I wanted to be an actor, but more importantly, I wanted to
create moments like the one I had just witnessed.
I wish
I could say I pursued that dream with gusto. I wish I could
say I moved to LA, became a waitress working the graveyard
shift in some seedy diner, lived in a cold water flat with
a couple of rats and made the exhausting run of auditions
by day. Because apparently, that is the only way to make it
in Hollywood. Instead, I went to college, not an Ivy League
one, much to the chagrin of my over-achieving family, majored
in English because it was impractical to major in drama, and
then went on to get an MA in creative writing from NYU. I
got married at a respectable age (23) and had a baby. I was
a good Bangali girl. Except that I married a gorah
(he converted, don't freak out) who, despite his fair and
lovely complexion did not quite meet my mother's specifications.
She threatened to go on hunger strike--very Gandhiesque. Update:
she loves him now and is eating normally.
Having
a baby was the best thing that ever happened to me. It grounded
me and taught me to focus on something other than myself.
Before that, however, I tried to be an actor and experienced
the kind of rejection that stayed with me for far too long,
but was integral to how I have chosen to approach this profession.
As karma
would have it, I went to the same boarding school in Western
Massachusettes as leggy kung fu fighter Uma Thurman. We even
lived in the same dorm, Moody Cottage. Not at the same time--she
left to pursue her dreams a year before I arrived.
Not to
boast, but we do actually have mutual acquaintances, Uma and
I, namely the drama teacher who kept giving her leads and
me the ax. Now, I am sure you're thinking, well, no offence
but maybe you're just not that talented. That could very well
be and if the teacher had told me that it might have been
easier to let go of this compulsion to perform.
I auditioned
for a play every term I was at Northfield Mt. Hermon and made
the first cut every time, meaning I always survived the first
round of eliminations. I got an actual part only once, in
the chorus of a kabuki version of Trojan Women (don't ask)
and had about three lines. The excuses for not getting other
parts ran something like this: "Well, you're really talented
but we don't quite know how to place you. You're not black,
you're not white; you're not Puerto Rican (there appear to
be some Latino construction workers who would argue otherwise)
and you're not even Chinese. There just doesn't seem to be
any parts for you. But you really do have something."

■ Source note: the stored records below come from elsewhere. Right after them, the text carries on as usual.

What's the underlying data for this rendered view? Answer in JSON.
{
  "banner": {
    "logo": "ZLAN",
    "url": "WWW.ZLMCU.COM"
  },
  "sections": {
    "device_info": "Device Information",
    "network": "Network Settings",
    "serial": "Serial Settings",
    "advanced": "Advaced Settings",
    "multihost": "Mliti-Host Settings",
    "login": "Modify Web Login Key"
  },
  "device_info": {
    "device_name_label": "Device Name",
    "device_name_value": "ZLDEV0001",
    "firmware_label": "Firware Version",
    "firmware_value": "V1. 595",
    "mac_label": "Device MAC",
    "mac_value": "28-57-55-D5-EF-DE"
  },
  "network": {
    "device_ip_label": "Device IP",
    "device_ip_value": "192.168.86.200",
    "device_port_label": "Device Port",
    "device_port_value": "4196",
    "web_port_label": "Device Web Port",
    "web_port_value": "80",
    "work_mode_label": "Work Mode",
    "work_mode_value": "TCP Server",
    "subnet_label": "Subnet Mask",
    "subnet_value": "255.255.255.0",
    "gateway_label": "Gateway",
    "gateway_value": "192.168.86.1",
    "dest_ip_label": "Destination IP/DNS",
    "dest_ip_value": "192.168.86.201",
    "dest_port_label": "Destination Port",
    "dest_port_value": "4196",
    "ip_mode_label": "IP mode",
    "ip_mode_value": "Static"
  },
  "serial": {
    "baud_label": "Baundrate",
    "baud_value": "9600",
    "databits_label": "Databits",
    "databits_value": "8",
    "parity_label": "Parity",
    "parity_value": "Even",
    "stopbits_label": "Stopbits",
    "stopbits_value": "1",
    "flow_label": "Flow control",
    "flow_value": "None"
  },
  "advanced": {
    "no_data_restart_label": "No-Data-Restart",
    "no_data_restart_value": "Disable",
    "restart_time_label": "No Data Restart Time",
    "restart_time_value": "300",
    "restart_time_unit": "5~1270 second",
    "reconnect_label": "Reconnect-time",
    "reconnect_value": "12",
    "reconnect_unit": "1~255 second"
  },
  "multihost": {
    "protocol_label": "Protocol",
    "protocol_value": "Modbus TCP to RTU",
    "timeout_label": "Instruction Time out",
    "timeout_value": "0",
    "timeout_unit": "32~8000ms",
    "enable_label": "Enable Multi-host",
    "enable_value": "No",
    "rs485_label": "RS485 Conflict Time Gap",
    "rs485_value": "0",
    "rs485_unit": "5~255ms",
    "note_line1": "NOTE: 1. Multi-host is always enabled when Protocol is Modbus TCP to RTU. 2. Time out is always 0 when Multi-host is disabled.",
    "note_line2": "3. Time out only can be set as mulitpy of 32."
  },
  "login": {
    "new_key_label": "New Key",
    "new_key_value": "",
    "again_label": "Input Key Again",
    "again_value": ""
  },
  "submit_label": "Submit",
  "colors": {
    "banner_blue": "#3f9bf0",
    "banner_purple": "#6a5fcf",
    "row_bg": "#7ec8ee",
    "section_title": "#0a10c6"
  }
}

Yeah, buddy, it's called imagination, try growing one.
When
I told my mother, she said, "Shona, this is
reality. This is what you will have to face. Better you know
now. I bet that boy I wanted to introduce to you looks pretty
inviting." (Wink, wink, nudge, nudge)
This rejection
was a solid example of a mainstream attitude. I was an alien.
It broke my spirit. Ten years passed. I got into NYU's creative
writing programme and an idea crept into my already chaotic
head. I could write my own parts. If They won't give me a
chance then I will create my own tracking shots down ornate
staircases. I will use my imagination, something prep school
drama teachers, and Hollywood executives seem to lack. But,
above all, I will create moments that leave skinny brown eight-year-old
Bangali girls breathless with all their synapses firing at
once.
I
have actually managed to get my short stories published and
even won a literary award once. I haven't quite written my
Gone With the Wind yet. (An aside: frankly my dear,
the racial stereo-typing of black Americans in that movie
makes my now 33-year-old sensibilities cringe.) I have written
something I am proud of, though (insert shameless plug). It's
called Raisins Not Virgins. It's about a Bangladeshi American
woman who is facing a spiritual crisis in pre 9/11 New York.
I have a producer, another young, hungry Bangladeshi American,
Labid Aziz, and together we are preparing to make the rounds
with my freshly minted script.
Our
path is made somewhat easier by the Broadway production of
Bombay Dreams, the alarming appearance of bindis
on more and more white foreheads and the hysterical enthusiasm
with which yoga is being embraced. But it is precisely because
of these things that we face a different kind of stereotyping,
one where we will be clumped together with Indians because
don't you know? There is only one country in South Asia and
that is India--at least that is what mainstream America seems
to think. Very few Indian artists or thinkers are going out
of their way to correct this idea because they are relishing
their moment in the sun, understandable but disconcerting
for me and Labid.
Did
I mention that the heroine of Raisins Not Virgins
is Muslim and that she is facing a spiritual crisis that has
to do with being Muslim and American all at the same time?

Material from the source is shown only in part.